São as circunstâncias reais, e não a teoria, que põem o corte de um lado ou do outro da lâmina de cada instituição. Afirmar como “óbvio” na ordem institucional brasileira, onde o Estado tem todas as prerrogativas e o cidadão nenhuma, o que é óbvio na ordem institucional americana, onde se dá exatamente o contrário, é manter o País no beco sem saída dos falsos silogismos em que andamos perdendo sangue, suor e lágrimas há 519 anos.
Assumir que a decisão monocrática do sr. Toffoli é desinteressada, nada tem que ver com Flávio Bolsonaro, nem tira da porta da cadeia e põe na da rua todos os criminosos com e sem mandato mais perigosos da República é tão falso quanto negar que o sigilo bancário (até dos agentes do Estado) é um direito que deve ser protegido em princípio... se todas as outras instituições estiverem estruturadas para manter o Estado nas mãos dos cidadãos, e não o contrário.
Se, por exemplo, os promotores públicos, aqui como lá, fossem eleitos pelo povo, e não nomeados pelos políticos que têm por função fiscalizar e contra cujos poderes têm obrigação de nos defender; se os juízes passassem por eleições periódicas de confirmação; se tivéssemos os direitos à retomada de mandatos e ao referendo do que vem dos Legislativos, é provável que não nos ocorresse considerar uma lei específica de abuso de autoridade. Mas sem a ancoragem de tudo à palavra final do eleitor e com todo cargo ou emprego público sacramentado como um “direito adquirido” inalienável, é certo que até a lei de abuso que vier será usada seletivamente, como todas as outras, na defesa de privilégios, contra qualquer tentativa de eliminá-los.
O trabalho jornalístico que não parte desta que é a nossa realidade, esta, sim, pra lá de óbvia, já começa falso. A justificativa do instituto do sigilo da fonte, por exemplo, é sacrificar a transparência da informação em nome do valor mais alto do aperfeiçoamento da democracia, a primeira e inegociável razão de existir da imprensa democrática. Mas publicar como se fosse produto de jornalismo investigativo os grampos e dossiês que as partes que disputam o poder livres de qualquer compromisso exigível pelos eleitores atiram umas contra as outras e manter anônima a fonte, quando não é um ato de cumplicidade, é um convite para o aparelhamento do jornalismo.

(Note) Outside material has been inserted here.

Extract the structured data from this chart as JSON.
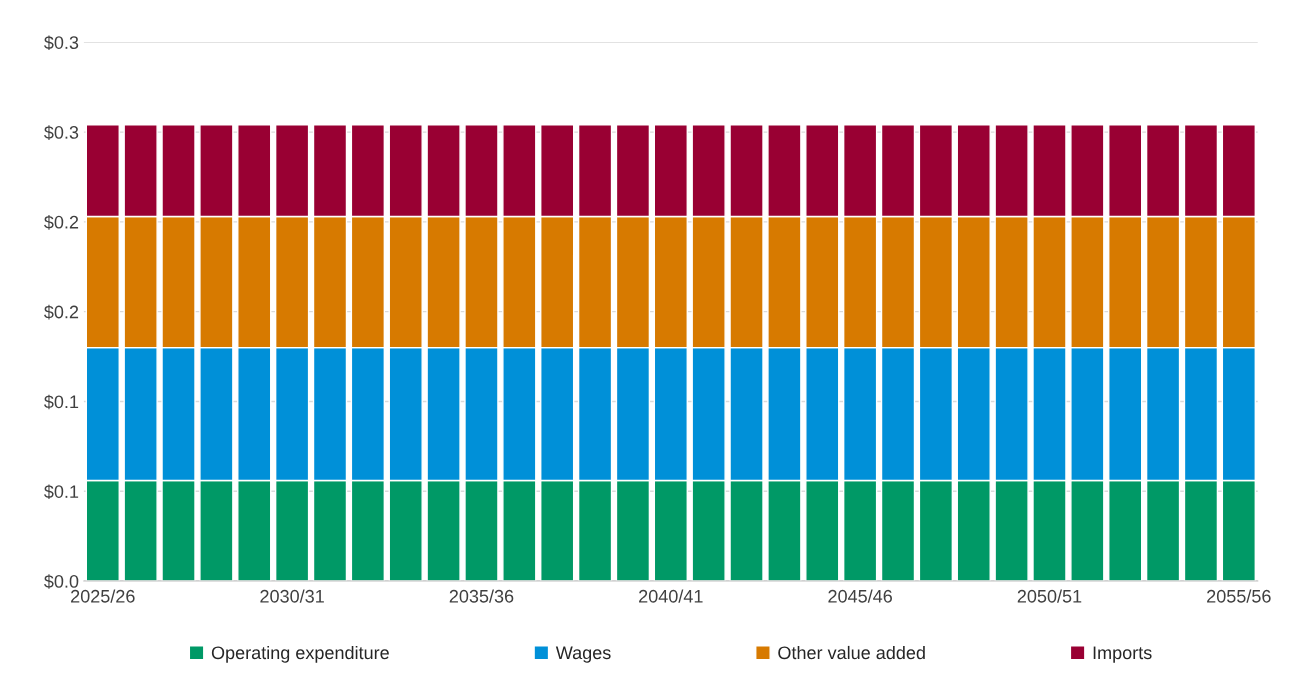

A virtude sempre precisou de incentivos. A boa regra para estes tempos em que o crime se especializou em usar em vez de fugir da imprensa e da lei seria a do full disclosure, ou “transparência absoluta”, nas redações. O jornalista que exige que servidores em atividade, como Deltan Dallagnol, sejam obrigados a relatar as palestras que fazem, indicando quem pagou por elas e quanto, além das atividades conflituosas de suas esposas e seus parentes próximos, não terá nenhuma dificuldade de entender a importância do full disclosure, não só das peças de “jornalismo de acesso” onde saber de onde vêm os tiros contribui muito mais para o aperfeiçoamento da democracia que o apedrejamento do alvo visado, mas até de contemplar a criação de uma versão doméstica da lei antinepotismo.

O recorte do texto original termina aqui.